A Deep Learning Approach for Series DC Arc Fault Diagnosing and Real-Time Circuit Behavior Predicting
Lu Xing, Yinghong Wen, Shi Xiao, Dan Zhang, Jinbao Zhang
Abstract
Electromagnetic interference (EMI) produced by series arc fault has long been a concern in dc distribution systems. As EMI fault may lead to serious safety risks, it is important to detect and predict arc disturbance for EMI management purposes. This article proposes a deep-learning-based approach for series dc arc diagnosis and circuit behavior prediction. Using time–frequency slices generated from power supply-side signals as a reference input, the proposed method is capable of extracting supply-side circuit features with a time–frequency feature extractor. The two-step feature extractor adopts convolutional neural network to extract static features on each time–frequency slice, and combines a long short-term memory network to capture dynamic time-varying signatures of time–frequency slice sequence.

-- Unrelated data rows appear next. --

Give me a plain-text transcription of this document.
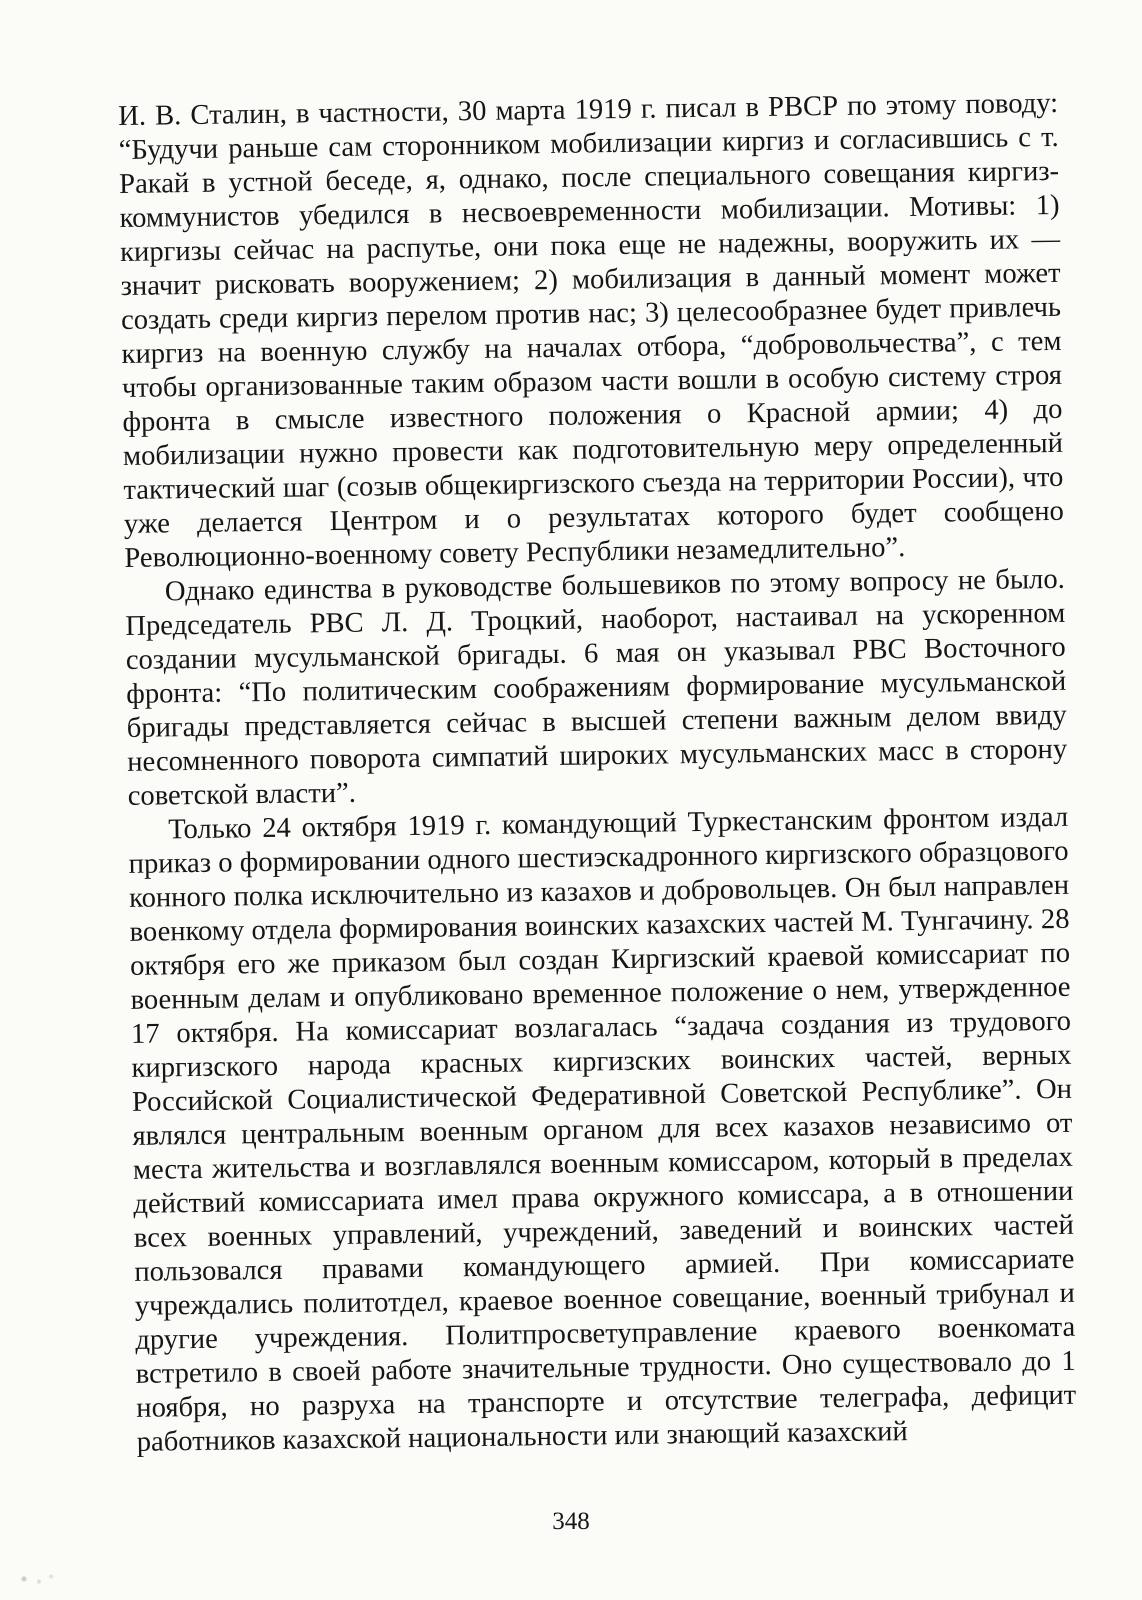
И. В. Сталин, в частности, 30 марта 1919 г. писал в РВСР по этому поводу: “Будучи раньше сам сторонником мобилизации киргиз и согласившись с т. Ракай в устной беседе, я, однако, после специального совещания киргиз-коммунистов убедился в несвоевременности мобилизации. Мотивы: 1) киргизы сейчас на распутье, они пока еще не надежны, вооружить их — значит рисковать вооружением; 2) мобилизация в данный момент может создать среди киргиз перелом против нас; 3) целесообразнее будет привлечь киргиз на военную службу на началах отбора, “добровольчества”, с тем чтобы организованные таким образом части вошли в особую систему строя фронта в смысле известного положения о Красной армии; 4) до мобилизации нужно провести как подготовительную меру определенный тактический шаг (созыв общекиргизского съезда на территории России), что уже делается Центром и о результатах которого будет сообщено Революционно-военному совету Республики незамедлительно”.

Однако единства в руководстве большевиков по этому вопросу не было. Председатель РВС Л. Д. Троцкий, наоборот, настаивал на ускоренном создании мусульманской бригады. 6 мая он указывал РВС Восточного фронта: “По политическим соображениям формирование мусульманской бригады представляется сейчас в высшей степени важным делом ввиду несомненного поворота симпатий широких мусульманских масс в сторону советской власти”.

Только 24 октября 1919 г. командующий Туркестанским фронтом издал приказ о формировании одного шестиэскадронного киргизского образцового конного полка исключительно из казахов и добровольцев. Он был направлен военкому отдела формирования воинских казахских частей М. Тунгачину. 28 октября его же приказом был создан Киргизский краевой комиссариат по военным делам и опубликовано временное положение о нем, утвержденное 17 октября. На комиссариат возлагалась “задача создания из трудового киргизского народа красных киргизских воинских частей, верных Российской Социалистической Федеративной Советской Республике”. Он являлся центральным военным органом для всех казахов независимо от места жительства и возглавлялся военным комиссаром, который в пределах действий комиссариата имел права окружного комиссара, а в отношении всех военных управлений, учреждений, заведений и воинских частей пользовался правами командующего армией. При комиссариате учреждались политотдел, краевое военное совещание, военный трибунал и другие учреждения. Политпросветуправление краевого военкомата встретило в своей работе значительные трудности. Оно существовало до 1 ноября, но разруха на транспорте и отсутствие телеграфа, дефицит работников казахской национальности или знающий казахский

348
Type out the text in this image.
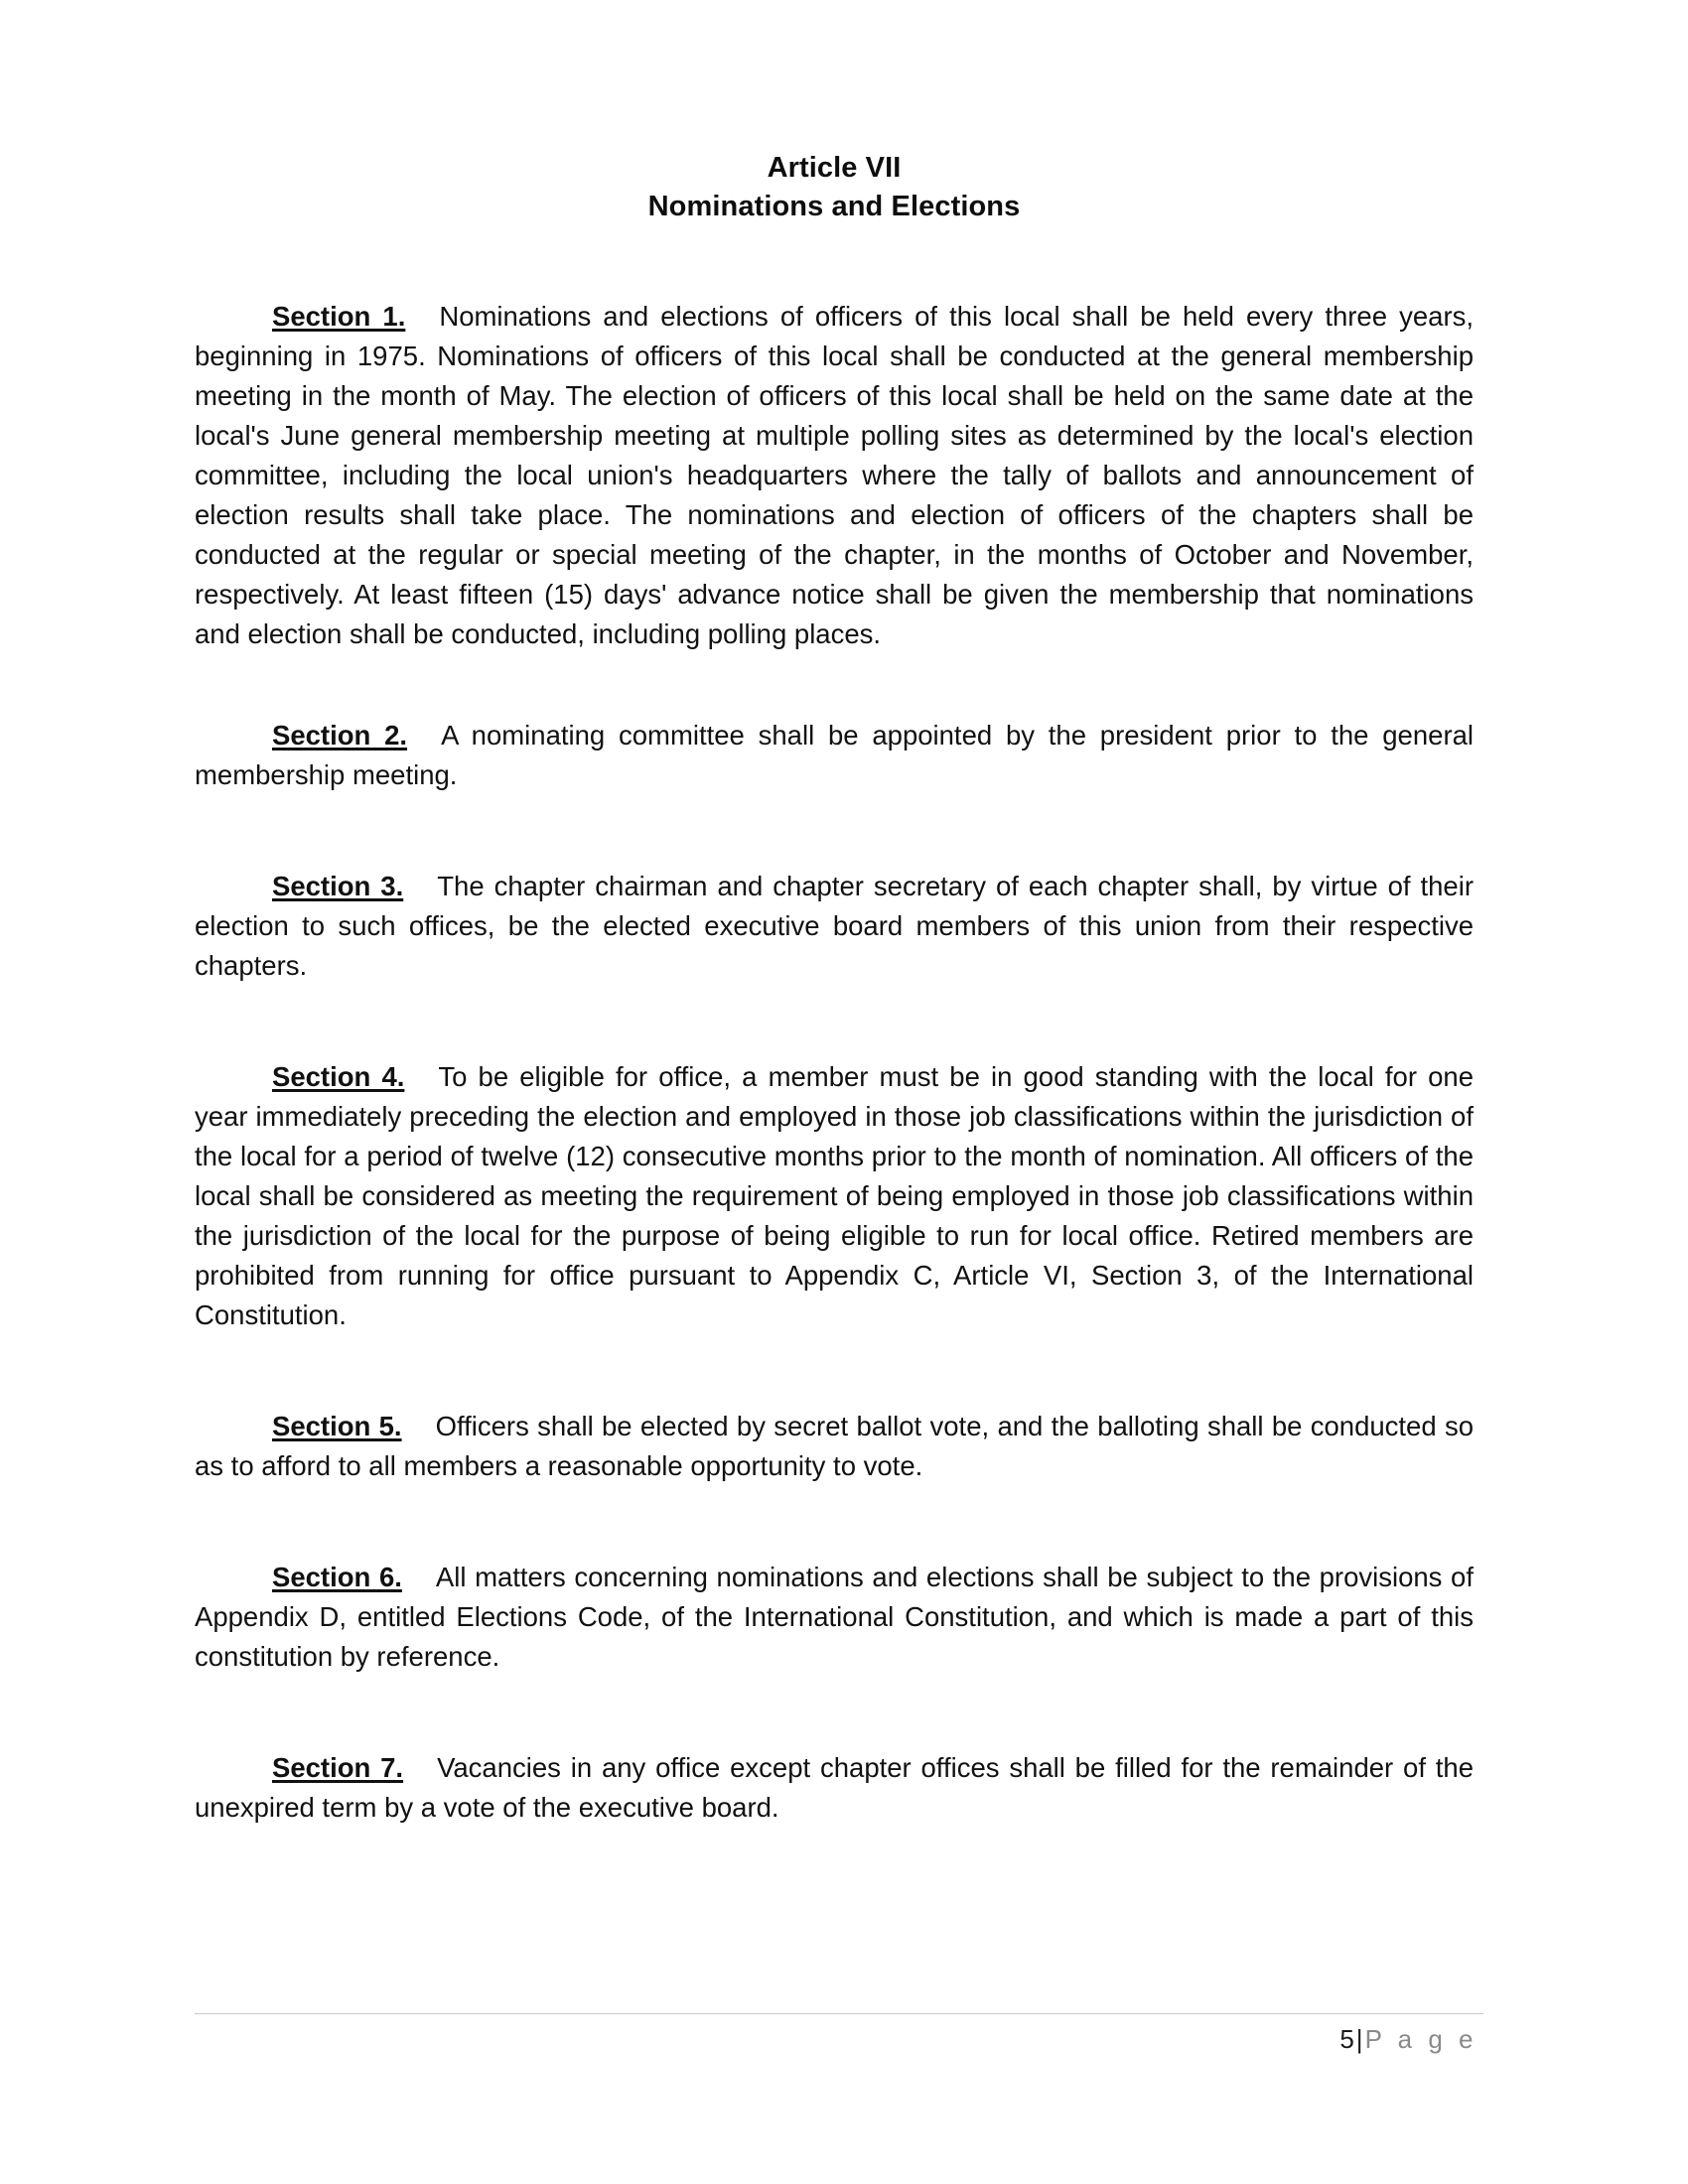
Article VII
Nominations and Elections

Section 1. Nominations and elections of officers of this local shall be held every three years, beginning in 1975. Nominations of officers of this local shall be conducted at the general membership meeting in the month of May. The election of officers of this local shall be held on the same date at the local's June general membership meeting at multiple polling sites as determined by the local's election committee, including the local union's headquarters where the tally of ballots and announcement of election results shall take place. The nominations and election of officers of the chapters shall be conducted at the regular or special meeting of the chapter, in the months of October and November, respectively. At least fifteen (15) days' advance notice shall be given the membership that nominations and election shall be conducted, including polling places.

Section 2. A nominating committee shall be appointed by the president prior to the general membership meeting.

Section 3. The chapter chairman and chapter secretary of each chapter shall, by virtue of their election to such offices, be the elected executive board members of this union from their respective chapters.

Section 4. To be eligible for office, a member must be in good standing with the local for one year immediately preceding the election and employed in those job classifications within the jurisdiction of the local for a period of twelve (12) consecutive months prior to the month of nomination. All officers of the local shall be considered as meeting the requirement of being employed in those job classifications within the jurisdiction of the local for the purpose of being eligible to run for local office. Retired members are prohibited from running for office pursuant to Appendix C, Article VI, Section 3, of the International Constitution.

Section 5. Officers shall be elected by secret ballot vote, and the balloting shall be conducted so as to afford to all members a reasonable opportunity to vote.

Section 6. All matters concerning nominations and elections shall be subject to the provisions of Appendix D, entitled Elections Code, of the International Constitution, and which is made a part of this constitution by reference.

Section 7. Vacancies in any office except chapter offices shall be filled for the remainder of the unexpired term by a vote of the executive board.

5|P a g e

Fully connected network layers are lined up behind to implement mapping relation between extracted features and expected output. To further evaluate the performance of the proposed method, an experimental platform is established for series dc arc simulation and circuit data collection. Experimental data under normal switching operation and various arcing states are captured and employed to train the deep learning model. In this article, trained models show an overall accuracy of 98.43% in arc fault diagnosis, and give a time-domain prediction result resembling the actual signal.